Genova, 21 luglio 2026 – Il presidente della Regione Liguria, Marco Bucci, ha presenziato alla cerimonia di benvenuto per i nuovi carabinieri e marescialli assegnati al Comando Legione Carabinieri Liguria. L'evento, tenutosi a Genova, ha accolto 88 nuovi carabinieri e 30 marescialli, per un totale di 118 militari, destinati a rafforzare l'Arma territoriale ligure. Durante l'incontro, il presidente Bucci ha espresso il suo più sincero benvenuto, sottolineando come l'arrivo di questi nuovi effettivi rappresenti un importante segnale di attenzione da parte del governo verso il territorio ligure e la volontà di potenziare la presenza delle forze dell'ordine al servizio delle comunità.
Bucci ha enfatizzato il ruolo cruciale dei militari, definendoli un «presidio indispensabile di sicurezza, legalità e vicinanza ai cittadini». Ha evidenziato che il loro impegno quotidiano va oltre il semplice mantenimento dell'ordine pubblico, traducendosi in «ascolto, sostegno e presenza concreta soprattutto nei momenti di maggiore difficoltà». Il presidente ha inoltre confermato il costante impegno della Regione nel sostenere le forze dell'ordine, attraverso investimenti mirati in tecnologie avanzate, sistemi di videosorveglianza, nuove attrezzature e specifiche iniziative, tutte volte a garantire una Liguria sempre più sicura.
Distribuzione dei nuovi militari e formazione
I nuovi carabinieri e marescialli, giunti in Liguria da diverse scuole di formazione situate a Reggio Calabria, Campobasso, Iglesias, Velletri e Torino, sono stati distribuiti nei vari reparti su tutto il territorio regionale.
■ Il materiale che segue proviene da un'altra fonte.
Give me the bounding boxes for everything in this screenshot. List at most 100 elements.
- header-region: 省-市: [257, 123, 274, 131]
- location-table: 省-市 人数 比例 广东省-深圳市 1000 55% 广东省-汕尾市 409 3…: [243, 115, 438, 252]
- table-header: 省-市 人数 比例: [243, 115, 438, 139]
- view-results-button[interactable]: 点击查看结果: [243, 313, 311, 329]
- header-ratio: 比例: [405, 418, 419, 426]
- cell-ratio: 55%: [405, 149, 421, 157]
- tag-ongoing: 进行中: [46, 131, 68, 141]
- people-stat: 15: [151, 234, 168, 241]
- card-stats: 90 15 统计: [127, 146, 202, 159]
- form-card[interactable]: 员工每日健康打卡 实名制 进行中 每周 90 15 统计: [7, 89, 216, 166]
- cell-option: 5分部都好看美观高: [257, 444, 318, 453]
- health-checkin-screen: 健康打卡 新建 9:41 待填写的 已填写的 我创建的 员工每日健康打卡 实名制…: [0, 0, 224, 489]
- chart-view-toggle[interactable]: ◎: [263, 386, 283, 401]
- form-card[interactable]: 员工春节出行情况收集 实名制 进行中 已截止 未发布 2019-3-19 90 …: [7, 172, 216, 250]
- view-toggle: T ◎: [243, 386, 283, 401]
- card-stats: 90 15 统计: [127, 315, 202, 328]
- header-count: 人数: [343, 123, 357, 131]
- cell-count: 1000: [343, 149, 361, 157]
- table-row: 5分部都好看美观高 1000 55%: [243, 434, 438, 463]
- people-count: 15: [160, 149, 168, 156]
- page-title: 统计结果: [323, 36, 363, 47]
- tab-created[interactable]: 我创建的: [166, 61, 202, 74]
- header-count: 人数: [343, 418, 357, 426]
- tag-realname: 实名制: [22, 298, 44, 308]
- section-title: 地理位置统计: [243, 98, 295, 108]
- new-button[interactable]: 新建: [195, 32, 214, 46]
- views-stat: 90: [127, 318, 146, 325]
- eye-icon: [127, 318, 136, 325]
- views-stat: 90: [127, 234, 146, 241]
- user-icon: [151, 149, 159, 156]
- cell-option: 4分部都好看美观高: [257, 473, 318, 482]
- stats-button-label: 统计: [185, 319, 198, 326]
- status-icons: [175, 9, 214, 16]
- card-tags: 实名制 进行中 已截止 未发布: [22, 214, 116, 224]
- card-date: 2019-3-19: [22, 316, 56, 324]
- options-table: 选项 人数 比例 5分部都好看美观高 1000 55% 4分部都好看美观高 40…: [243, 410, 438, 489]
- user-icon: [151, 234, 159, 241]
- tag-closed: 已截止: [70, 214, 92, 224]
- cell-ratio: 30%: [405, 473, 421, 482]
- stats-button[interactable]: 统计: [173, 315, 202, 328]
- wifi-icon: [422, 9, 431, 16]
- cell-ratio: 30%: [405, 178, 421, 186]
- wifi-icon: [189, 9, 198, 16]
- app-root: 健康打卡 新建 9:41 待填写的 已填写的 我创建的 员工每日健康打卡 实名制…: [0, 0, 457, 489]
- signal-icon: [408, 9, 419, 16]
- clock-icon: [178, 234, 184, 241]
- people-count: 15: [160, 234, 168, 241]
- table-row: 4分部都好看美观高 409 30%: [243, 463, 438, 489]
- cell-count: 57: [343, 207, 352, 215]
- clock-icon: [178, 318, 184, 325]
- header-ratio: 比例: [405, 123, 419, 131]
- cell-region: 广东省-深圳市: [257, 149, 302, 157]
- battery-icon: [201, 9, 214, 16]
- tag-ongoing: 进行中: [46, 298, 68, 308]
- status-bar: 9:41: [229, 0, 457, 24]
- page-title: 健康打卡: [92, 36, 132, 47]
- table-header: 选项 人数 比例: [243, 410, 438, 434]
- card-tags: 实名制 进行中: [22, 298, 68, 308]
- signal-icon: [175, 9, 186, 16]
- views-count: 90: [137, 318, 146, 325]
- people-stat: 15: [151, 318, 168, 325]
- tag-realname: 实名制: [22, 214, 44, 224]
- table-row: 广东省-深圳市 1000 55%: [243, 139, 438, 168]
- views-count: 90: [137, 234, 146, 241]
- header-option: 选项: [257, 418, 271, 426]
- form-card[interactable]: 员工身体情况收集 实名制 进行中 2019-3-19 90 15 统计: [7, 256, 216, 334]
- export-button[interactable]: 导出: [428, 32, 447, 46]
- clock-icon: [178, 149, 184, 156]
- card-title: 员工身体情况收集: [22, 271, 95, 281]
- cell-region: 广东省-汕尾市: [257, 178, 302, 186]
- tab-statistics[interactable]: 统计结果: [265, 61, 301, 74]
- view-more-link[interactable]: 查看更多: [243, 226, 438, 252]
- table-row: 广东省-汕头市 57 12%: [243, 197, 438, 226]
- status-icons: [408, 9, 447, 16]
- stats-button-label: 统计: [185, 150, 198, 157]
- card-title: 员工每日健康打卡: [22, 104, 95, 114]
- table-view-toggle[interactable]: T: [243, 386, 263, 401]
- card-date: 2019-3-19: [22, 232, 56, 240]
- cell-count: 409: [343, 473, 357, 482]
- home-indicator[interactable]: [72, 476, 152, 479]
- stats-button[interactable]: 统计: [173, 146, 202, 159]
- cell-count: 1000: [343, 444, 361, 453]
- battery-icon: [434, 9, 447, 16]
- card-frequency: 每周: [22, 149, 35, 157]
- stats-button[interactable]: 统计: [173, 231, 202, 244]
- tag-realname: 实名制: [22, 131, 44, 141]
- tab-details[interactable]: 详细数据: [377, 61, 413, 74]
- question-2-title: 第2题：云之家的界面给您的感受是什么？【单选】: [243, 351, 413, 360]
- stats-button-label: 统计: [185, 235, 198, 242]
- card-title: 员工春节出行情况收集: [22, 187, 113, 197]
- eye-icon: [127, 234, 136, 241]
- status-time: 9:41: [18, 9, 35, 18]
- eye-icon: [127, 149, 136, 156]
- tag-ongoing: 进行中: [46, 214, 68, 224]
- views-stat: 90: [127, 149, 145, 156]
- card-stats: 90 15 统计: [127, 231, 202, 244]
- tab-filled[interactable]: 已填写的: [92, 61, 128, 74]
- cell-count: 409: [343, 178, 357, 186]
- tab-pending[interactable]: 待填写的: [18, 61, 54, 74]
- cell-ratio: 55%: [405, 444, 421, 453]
La ripartizione prevede l'assegnazione di 52 militari alla provincia di Genova, 21 a Savona, 8 a Imperia e 21 alla Spezia. Questi giovani effettivi hanno completato un percorso formativo approfondito, che include abilitazioni fondamentali come la guida sicura e di emergenza, la qualifica di addetto alla centrale operativa, la preparazione per il ruolo di carabiniere di quartiere, l'abilitazione all'utilizzo del Teaser e il corso BLSD per l'uso del defibrillatore.
Un aspetto significativo di questo nuovo contingente è la sua composizione: circa il 40% dei nuovi arrivati è di sesso femminile. Questo dato sottolinea la particolare attenzione dell'Arma dei Carabinieri nella gestione e trattazione dei casi legati al Codice Rosso.
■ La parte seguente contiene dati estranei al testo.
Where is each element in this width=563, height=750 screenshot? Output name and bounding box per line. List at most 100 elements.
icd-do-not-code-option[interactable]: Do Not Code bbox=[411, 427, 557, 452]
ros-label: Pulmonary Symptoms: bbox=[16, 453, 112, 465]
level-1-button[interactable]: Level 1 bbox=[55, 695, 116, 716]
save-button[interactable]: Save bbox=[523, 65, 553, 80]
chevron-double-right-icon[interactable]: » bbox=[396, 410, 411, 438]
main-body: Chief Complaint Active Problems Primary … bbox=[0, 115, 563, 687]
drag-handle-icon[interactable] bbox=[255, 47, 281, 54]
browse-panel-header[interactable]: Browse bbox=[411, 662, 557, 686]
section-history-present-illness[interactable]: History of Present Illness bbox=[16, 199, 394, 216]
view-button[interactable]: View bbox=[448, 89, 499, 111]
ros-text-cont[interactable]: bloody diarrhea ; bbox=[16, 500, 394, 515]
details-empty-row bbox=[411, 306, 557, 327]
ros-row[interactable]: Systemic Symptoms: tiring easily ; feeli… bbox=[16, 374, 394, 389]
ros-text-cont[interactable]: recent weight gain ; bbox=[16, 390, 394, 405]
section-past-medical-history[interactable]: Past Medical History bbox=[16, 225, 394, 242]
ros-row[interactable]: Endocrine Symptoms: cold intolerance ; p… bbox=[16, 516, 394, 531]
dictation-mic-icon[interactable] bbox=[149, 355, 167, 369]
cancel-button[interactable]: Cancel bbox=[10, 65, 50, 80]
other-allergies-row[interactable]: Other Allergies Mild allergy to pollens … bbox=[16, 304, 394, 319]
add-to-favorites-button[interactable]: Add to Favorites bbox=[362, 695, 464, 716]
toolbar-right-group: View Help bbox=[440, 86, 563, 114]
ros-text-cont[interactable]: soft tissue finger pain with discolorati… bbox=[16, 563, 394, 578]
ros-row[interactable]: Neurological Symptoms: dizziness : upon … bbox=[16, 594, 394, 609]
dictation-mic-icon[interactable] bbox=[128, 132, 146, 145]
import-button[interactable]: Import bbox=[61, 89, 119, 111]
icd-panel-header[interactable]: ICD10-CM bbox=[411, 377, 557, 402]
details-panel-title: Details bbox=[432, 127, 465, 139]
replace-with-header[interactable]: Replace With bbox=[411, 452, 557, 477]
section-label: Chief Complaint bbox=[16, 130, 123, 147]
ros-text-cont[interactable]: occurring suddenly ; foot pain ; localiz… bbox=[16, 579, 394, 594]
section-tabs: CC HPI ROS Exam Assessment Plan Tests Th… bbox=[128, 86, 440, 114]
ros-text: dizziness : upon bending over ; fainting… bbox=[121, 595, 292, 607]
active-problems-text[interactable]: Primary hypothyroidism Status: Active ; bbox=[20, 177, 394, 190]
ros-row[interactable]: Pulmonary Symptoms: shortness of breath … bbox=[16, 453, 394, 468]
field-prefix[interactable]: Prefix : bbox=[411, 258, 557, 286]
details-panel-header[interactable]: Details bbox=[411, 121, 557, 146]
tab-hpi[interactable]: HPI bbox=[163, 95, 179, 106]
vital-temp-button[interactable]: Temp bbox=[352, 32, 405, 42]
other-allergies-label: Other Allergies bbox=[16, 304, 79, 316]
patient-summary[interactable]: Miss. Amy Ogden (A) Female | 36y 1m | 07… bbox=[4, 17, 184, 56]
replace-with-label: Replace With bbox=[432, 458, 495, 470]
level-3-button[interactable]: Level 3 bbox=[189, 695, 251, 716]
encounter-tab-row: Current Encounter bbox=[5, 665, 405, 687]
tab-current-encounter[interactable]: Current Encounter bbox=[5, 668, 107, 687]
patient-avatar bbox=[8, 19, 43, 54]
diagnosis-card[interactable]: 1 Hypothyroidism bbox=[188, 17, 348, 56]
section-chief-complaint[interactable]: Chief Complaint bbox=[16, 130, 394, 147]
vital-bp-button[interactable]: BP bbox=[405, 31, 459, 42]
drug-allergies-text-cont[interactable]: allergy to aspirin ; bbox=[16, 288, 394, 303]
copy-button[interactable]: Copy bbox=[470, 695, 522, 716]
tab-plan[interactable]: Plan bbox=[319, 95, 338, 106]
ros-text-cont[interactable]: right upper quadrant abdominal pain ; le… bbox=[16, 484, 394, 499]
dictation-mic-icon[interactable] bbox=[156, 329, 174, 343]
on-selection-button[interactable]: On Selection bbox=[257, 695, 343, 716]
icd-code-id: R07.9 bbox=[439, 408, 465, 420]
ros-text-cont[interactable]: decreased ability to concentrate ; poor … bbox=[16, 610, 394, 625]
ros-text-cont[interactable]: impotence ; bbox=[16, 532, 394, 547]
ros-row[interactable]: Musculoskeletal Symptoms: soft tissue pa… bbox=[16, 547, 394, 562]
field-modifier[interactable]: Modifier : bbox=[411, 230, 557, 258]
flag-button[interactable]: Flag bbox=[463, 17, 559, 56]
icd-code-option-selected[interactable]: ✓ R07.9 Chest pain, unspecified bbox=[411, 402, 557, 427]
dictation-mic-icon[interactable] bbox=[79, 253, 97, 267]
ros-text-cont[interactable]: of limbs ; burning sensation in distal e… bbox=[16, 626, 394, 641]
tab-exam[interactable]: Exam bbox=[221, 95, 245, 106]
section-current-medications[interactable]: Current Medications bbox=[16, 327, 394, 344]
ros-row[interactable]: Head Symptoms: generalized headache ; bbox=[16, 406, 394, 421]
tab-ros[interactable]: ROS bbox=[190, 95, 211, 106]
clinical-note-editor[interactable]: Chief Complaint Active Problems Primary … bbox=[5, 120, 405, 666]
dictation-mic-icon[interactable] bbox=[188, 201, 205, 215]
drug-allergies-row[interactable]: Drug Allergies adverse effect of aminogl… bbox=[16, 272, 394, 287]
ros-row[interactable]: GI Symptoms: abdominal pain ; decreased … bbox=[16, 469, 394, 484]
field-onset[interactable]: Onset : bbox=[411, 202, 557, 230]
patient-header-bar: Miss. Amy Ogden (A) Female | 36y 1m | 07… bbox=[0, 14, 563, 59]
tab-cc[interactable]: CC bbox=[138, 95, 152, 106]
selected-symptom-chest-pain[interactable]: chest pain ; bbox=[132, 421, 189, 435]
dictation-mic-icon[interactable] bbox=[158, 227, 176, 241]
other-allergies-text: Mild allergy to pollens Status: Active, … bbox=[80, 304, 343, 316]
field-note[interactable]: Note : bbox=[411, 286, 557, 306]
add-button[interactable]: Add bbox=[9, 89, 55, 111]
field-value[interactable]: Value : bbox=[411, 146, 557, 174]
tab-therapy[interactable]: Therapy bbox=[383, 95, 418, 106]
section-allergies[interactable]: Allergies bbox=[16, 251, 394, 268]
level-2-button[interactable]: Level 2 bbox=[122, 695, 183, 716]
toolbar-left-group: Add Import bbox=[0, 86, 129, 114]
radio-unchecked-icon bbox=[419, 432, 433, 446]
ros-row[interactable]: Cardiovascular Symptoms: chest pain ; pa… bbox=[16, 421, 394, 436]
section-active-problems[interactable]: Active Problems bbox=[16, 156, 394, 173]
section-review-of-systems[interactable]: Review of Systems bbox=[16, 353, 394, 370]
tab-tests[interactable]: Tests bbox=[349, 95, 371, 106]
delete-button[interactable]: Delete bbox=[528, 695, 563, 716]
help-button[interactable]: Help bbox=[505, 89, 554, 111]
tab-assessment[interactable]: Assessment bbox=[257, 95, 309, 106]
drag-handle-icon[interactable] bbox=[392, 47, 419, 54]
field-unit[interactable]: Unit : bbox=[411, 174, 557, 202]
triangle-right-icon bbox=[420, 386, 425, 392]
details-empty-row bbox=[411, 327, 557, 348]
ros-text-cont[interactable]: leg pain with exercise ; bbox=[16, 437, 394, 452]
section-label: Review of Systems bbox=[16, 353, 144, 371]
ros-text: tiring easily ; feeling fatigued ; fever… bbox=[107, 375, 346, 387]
I militari neo-assegnati avranno un vincolo di servizio che li impegnerà in Liguria per almeno otto anni. Saranno inoltre affiancati da colleghi con maggiore esperienza, un approccio volto a garantire un controllo del territorio sempre più efficiente e capillare.
Collaborazione tra Regione Liguria e Arma dei Carabinieri
Alla cerimonia hanno partecipato numerosi rappresentanti istituzionali e i Comandanti Provinciali di Genova, Savona, Imperia e La Spezia, a testimonianza dell'importanza dell'evento. Il presidente Bucci ha colto l'occasione per ribadire la solida collaborazione tra la Regione Liguria e l'Arma dei Carabinieri, evidenziando l'importanza strategica dei progetti comuni finalizzati al rafforzamento della sicurezza e della legalità sul territorio.
L'arrivo di questi nuovi militari è stato universalmente accolto come un segnale estremamente positivo per l'intera comunità ligure, rafforzando la percezione di sicurezza e la capacità di risposta alle esigenze dei cittadini.